On les trouve dans les aliments conservés à température ambiante ou dans les aliments réfrigérés lorsque la chaîne du froid a été rompue. Les principaux genres et espèces bactériens sont représentés dans le groupe des mésophiles. Ce sont les espèces communes et les espèces pathogènes pour l'homme et l'animal ; ils sont pour la plupart des saprophytes naturels.

- microorganismes thermophiles

Ils sont capables de se multiplier à des températures allant de 45°C à 65°C avec un optimum à 55°C (figure 36). Les thermophiles se rencontrent dans l'eau, l'air et le sol. Ils sont surtout représentés en alimentaire dans les genres bactériens Bacillus et Clostridium et par les moisissures Aspergillus, Cladosporium ou Thermidium (Hochstein, 1976).

Parmi les thermophiles, on distingue les germes dits thermotrophes qui sont des mésophiles susceptibles de se développer à des températures élevées. On peut donner l'exemple des bactéries lactiques telles que Streptococcus thermophilus ou Lactobacillus bulgaricus qui se multiplient activement à 45°C, ainsi qu'une bactérie d'origine fécale, Streptococcus faecalis, qui peut se multiplier jusqu'à 50°C.

Figure 36 : Croissance des microorganismes thermophiles en fonction de la température

Important

La température agit sur la vitesse des réactions chimiques et biochimiques. Dans les systèmes vivants, l'effet global d'une variation de température se traduit par une modification du taux de croissance et du temps de génération. Elle a aussi une action différentielle sur les voies métaboliques et provoque des changements dans la taille cellulaire, la sécrétion des toxines, de pigments ou de polysaccharides.

Les études de cinétique enzymatique in vitro montrent peu de différences au niveau de la vitesse des réactions d'oxydation des sucres entre psychrophiles et mésophiles. En revanche, il existe des différences de thermostabilité des enzymes des thermophiles et des mésophiles. La malonate-deshydrogénase de bacilles thermophiles, par exemple, est stable 120 minutes à 65°C alors que celle de B. subtilis est inactivée très rapidement à cette température.

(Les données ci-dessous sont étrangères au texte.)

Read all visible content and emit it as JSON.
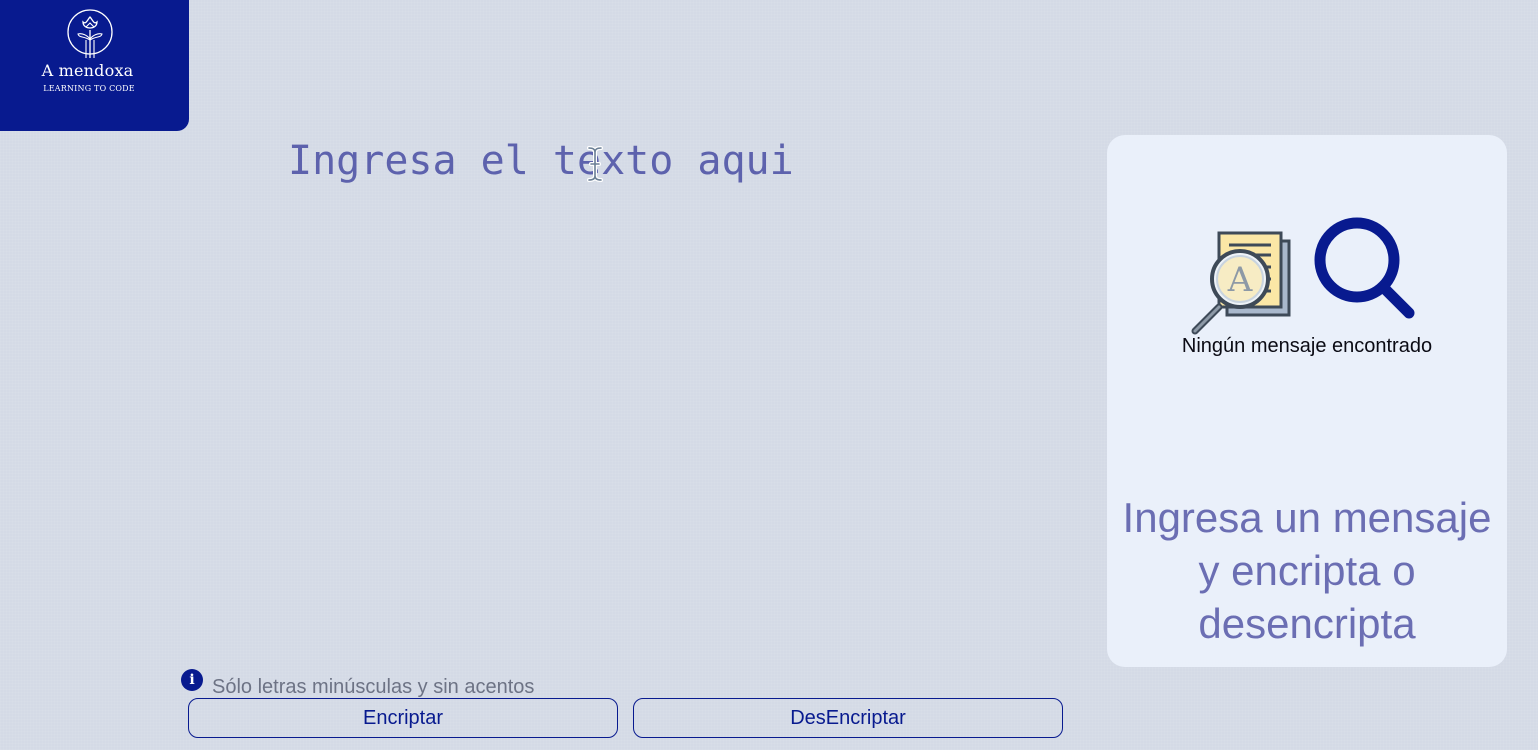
{
  "logo": {
    "name": "A mendoxa",
    "tagline": "LEARNING TO CODE"
  },
  "editor": {
    "placeholder": "Ingresa el texto aqui",
    "value": ""
  },
  "hint": {
    "icon": "info-icon",
    "icon_glyph": "i",
    "text": "Sólo letras minúsculas y sin acentos"
  },
  "actions": {
    "encrypt_label": "Encriptar",
    "decrypt_label": "DesEncriptar"
  },
  "output": {
    "empty_title": "Ningún mensaje encontrado",
    "empty_message": "Ingresa un mensaje y encripta o desencripta"
  },
  "colors": {
    "brand": "#081a8f",
    "background": "#d4dae6",
    "panel": "#eaf0fa",
    "placeholder": "#5d62ad",
    "message": "#6b6eb3"
  }
}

Les protéines membranaires, les ribosomes et les flagelles sont également plus thermostables chez les thermophiles. A l'opposé, certaines enzymes de psychrophiles sont plus thermolabiles que celles des deux autres groupes, et sont inactivées aux alentours de 30°C à 35°C.

Important

La différence de thermosensibilité de certains éléments cellulaires ne permet pas d'expliquer l'ensemble des comportements des microorganismes en fonction de la température. La pérennité des phénomènes de croissance exige celle des transferts membranaires, donc l'intégrité, la structure et la fonctionnalité de la membrane cytoplasmique.

Ce domaine a été largement exploré et de nombreux travaux signalent des différences significatives dans la longueur moyenne des chaînes des acides gras des lipides membranaires, ainsi que dans des changements de la longueur de chaîne en réponse aux variations de température. Chez les psychrophiles, les acides gras des lipides membranaires contiennent une forte proportion d'insaturés, ce qui assure d'une part un point de fusion bas permettant le maintien des transferts membranaires à basse température, et d'autre part une grande thermostabilité de la membrane. Le pourcentage d'acides gras saturés est plus élevé chez les mésophiles et les thermophiles, ce qui conditionne les propriétés physiques des membranes et les propriétés biologiques afférentes.